И сталкиваюсь взглядом с ними. Они застыли, молчат. Два крема, в баночке и тюбике, и зубная щетка цвета майской травы.
Десять лет назад. Кабинет Требьенова на «Мосфильме».
Требьенов развязывает тесемки папки цвета отставной шинели, выдерживает шутовскую паузу и откидывает картонную крышку:
— Смотрите, что я нашел у нее!
— У кого?
— У Ами.
— Где нашел?
— В запретной комнате.
— Ты туда влез?
— Я же секретарь. Но все это неважно. Смотрите!
Пальцами энтомолога он тянет под настольную лампу фотографию с двумя улыбающимися призраками.
— Узнаете? — Глядит на меня сквозь торжественные очки.
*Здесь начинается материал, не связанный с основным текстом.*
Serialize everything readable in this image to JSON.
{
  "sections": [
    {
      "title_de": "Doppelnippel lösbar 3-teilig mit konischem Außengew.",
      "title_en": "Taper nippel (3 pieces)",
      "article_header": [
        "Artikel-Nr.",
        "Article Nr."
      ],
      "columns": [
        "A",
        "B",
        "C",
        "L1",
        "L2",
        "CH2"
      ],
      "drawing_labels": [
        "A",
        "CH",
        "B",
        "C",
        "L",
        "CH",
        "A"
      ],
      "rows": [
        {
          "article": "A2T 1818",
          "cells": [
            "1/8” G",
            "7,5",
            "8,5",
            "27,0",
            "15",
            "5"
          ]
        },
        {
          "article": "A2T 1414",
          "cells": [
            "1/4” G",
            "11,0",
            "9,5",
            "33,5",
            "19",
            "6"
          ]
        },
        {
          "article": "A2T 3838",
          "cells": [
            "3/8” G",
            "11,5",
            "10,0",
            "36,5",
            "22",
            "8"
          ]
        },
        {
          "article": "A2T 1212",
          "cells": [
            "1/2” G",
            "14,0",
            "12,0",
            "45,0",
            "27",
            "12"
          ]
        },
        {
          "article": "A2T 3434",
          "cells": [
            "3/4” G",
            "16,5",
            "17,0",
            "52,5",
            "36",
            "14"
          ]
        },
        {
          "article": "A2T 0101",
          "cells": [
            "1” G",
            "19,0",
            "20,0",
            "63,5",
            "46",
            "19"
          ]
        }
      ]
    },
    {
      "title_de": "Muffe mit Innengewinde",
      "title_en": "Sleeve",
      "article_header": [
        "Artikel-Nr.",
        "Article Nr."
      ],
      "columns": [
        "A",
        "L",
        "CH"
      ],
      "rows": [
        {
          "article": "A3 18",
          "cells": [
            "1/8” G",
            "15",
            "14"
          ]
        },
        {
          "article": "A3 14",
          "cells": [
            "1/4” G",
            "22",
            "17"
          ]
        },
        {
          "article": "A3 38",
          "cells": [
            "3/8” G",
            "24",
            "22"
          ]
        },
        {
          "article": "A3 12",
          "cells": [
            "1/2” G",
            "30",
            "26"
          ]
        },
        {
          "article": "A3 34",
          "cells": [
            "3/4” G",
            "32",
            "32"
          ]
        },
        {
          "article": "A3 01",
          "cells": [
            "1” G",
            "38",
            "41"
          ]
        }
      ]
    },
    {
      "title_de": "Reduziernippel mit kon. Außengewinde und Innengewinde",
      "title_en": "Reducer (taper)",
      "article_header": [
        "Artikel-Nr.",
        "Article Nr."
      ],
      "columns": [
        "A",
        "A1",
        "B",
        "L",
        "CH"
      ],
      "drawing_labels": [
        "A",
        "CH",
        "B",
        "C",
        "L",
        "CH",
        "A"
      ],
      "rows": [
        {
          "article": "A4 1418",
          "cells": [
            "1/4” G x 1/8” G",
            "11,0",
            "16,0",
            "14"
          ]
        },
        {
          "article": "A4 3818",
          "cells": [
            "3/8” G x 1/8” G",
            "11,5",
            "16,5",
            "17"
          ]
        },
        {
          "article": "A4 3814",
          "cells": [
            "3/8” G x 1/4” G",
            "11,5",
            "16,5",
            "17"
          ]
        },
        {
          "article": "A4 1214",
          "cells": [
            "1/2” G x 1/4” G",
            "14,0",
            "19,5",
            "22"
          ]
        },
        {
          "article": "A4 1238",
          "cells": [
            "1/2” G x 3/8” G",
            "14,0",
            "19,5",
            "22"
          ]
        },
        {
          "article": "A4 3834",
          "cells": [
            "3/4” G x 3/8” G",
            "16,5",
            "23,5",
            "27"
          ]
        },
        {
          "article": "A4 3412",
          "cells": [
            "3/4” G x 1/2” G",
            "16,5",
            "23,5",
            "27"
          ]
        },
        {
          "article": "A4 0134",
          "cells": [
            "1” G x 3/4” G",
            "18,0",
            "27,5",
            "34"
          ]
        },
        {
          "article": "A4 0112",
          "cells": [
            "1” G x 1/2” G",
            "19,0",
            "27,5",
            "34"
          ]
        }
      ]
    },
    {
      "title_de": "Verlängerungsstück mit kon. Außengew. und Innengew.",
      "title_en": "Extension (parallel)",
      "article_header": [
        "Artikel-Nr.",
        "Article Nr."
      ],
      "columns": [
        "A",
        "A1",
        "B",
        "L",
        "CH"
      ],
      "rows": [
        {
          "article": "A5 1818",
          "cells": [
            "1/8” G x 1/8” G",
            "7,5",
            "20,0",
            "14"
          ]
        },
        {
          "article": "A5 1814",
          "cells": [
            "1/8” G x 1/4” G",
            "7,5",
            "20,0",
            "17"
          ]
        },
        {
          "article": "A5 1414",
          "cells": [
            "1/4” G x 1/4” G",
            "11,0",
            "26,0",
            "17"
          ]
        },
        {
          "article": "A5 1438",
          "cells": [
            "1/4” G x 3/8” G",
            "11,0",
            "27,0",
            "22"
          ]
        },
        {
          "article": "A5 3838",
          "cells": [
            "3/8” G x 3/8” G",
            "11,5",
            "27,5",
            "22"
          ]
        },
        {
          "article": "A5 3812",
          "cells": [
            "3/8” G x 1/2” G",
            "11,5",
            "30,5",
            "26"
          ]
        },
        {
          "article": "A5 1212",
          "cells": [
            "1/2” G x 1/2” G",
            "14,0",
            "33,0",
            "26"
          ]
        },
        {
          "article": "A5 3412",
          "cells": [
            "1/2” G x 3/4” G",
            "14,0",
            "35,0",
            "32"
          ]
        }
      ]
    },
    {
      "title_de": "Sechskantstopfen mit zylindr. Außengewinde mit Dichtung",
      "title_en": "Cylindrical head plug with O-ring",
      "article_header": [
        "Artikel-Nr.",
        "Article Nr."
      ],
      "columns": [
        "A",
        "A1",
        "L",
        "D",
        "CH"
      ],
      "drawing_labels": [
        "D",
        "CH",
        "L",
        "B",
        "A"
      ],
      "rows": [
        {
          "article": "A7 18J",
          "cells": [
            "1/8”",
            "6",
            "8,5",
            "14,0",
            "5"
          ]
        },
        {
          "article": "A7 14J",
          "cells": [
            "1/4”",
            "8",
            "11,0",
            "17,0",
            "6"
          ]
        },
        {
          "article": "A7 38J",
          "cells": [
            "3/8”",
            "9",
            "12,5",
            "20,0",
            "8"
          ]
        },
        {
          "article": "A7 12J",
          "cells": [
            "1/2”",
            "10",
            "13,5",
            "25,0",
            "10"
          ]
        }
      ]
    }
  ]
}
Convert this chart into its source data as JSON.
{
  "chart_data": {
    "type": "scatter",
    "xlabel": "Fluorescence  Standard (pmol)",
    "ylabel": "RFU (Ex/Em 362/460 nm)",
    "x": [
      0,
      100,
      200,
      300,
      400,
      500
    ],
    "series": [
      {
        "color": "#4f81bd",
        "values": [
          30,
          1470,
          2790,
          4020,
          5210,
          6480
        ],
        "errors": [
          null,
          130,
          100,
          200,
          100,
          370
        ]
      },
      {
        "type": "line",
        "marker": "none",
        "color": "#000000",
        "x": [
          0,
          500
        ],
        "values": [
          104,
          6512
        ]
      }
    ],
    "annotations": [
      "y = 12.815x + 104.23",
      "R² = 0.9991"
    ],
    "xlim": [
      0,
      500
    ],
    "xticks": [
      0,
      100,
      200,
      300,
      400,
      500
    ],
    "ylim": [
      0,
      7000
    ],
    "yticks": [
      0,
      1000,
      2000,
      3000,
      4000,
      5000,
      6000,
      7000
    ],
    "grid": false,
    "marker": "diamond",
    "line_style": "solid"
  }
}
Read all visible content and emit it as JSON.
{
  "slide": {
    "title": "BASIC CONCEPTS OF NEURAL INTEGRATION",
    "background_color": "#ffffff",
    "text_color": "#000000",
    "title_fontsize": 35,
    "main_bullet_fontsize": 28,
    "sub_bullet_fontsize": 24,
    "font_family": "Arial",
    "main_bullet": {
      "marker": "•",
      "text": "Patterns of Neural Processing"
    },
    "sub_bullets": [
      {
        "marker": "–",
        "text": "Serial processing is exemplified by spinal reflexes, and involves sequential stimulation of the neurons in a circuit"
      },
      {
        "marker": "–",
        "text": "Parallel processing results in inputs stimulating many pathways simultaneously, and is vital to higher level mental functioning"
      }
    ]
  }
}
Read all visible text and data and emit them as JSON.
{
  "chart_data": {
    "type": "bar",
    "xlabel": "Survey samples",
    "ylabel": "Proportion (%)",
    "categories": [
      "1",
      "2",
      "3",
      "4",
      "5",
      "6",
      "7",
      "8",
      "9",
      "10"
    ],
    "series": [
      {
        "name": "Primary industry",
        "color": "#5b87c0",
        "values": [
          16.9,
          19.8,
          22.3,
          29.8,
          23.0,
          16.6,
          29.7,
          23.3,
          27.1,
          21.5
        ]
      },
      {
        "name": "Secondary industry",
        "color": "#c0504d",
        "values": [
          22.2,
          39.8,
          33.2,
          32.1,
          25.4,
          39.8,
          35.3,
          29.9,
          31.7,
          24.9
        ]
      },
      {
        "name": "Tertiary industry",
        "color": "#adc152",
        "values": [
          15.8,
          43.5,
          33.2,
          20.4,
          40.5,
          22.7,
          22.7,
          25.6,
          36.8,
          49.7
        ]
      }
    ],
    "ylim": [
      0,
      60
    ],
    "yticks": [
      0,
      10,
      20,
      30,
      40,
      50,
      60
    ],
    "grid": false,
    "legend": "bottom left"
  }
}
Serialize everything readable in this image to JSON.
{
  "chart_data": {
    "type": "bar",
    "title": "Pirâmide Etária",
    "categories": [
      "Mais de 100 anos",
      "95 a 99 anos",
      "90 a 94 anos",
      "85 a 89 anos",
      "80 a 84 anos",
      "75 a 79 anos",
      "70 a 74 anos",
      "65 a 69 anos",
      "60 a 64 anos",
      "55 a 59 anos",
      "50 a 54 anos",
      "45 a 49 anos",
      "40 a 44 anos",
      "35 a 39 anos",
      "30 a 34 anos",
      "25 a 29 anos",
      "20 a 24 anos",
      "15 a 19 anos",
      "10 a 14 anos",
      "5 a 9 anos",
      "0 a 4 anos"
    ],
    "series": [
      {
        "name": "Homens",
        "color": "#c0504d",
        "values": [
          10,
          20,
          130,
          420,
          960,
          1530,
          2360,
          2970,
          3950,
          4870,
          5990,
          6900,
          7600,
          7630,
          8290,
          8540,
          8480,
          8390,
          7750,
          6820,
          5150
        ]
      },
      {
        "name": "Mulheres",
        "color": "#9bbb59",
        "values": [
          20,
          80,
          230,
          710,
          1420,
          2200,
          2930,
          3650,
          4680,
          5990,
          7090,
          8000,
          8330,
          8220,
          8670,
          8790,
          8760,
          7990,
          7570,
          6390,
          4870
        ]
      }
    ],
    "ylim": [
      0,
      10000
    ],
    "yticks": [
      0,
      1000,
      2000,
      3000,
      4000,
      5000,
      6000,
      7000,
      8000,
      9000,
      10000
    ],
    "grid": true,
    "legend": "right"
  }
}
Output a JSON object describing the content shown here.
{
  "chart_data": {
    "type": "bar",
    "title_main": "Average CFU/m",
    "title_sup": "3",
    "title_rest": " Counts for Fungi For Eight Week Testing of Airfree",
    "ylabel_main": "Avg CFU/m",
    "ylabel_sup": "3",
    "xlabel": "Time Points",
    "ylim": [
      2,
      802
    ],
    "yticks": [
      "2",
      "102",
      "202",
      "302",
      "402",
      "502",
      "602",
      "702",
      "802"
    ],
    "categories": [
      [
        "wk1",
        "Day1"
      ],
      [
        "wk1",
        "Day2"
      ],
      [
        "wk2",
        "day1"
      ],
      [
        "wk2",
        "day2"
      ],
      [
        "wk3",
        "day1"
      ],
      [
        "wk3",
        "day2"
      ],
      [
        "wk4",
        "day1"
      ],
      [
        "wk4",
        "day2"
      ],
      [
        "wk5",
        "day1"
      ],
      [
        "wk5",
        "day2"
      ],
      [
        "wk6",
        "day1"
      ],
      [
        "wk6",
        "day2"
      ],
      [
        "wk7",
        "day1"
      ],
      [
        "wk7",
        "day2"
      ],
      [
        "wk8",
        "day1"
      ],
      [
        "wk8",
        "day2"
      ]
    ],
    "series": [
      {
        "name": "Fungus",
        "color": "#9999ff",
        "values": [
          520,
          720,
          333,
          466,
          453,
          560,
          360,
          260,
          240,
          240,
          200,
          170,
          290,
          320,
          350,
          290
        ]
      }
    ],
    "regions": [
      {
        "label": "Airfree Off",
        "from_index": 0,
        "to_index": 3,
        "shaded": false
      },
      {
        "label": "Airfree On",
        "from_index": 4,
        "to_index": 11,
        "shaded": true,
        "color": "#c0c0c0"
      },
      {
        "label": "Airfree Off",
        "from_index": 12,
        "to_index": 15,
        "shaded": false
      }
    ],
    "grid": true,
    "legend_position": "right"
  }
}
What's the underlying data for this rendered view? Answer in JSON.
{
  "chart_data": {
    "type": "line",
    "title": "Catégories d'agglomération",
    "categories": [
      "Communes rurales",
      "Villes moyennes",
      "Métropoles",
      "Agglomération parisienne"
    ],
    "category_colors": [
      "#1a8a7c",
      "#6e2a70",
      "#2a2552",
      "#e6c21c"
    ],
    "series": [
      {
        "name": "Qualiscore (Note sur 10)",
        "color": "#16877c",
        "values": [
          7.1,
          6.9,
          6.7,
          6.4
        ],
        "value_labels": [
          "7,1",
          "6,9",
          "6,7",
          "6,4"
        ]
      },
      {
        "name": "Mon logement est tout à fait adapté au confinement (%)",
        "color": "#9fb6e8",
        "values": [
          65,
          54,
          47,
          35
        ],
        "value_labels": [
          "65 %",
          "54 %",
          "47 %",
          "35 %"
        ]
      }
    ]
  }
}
Всматриваюсь в коричневые лица девушек. Они стоят с очаровательной помпезностью около подъезда. Держат диафрагму. Видимо, осень начала 50-х. Одна высокая, в костюме (длинная юбка, пиджак) из проверенной временем ткани, которую можно пощупать даже сейчас, пощекотать исторический нерв. Другая — в смутном полосатом платье и белом платке на плечах. Эту счастливую девушку я узнаю. Ами. Молодая Ами. Она много показывала мне своих фотографий. Хотя именно эту я никогда не видел.
Легкая перебивка. Ами и тугой фотоальбом на ее бархатном столе. Каждая фотография распята по четырем углам в полукруглых прорезях. Ами стучит пальцем по своему бывшему лицу:
— Или эту лучше мне на памятник? Кстати, такую я и подарила Сталину. Она ему очень понравилась. Может, она и сейчас лежит в его тумбочке на Ближней даче.
Я не выдерживаю сталинской репрессии:
— Ами, а что же он сказал вам, когда вы спросили его про акцент?
— Я — спросила? Его?
— Почему он не избавится от грузинского акцента.
— Ах, вы про это! Он ответил очень интересно. Очень. Про это я обязательно напишу в своей книге.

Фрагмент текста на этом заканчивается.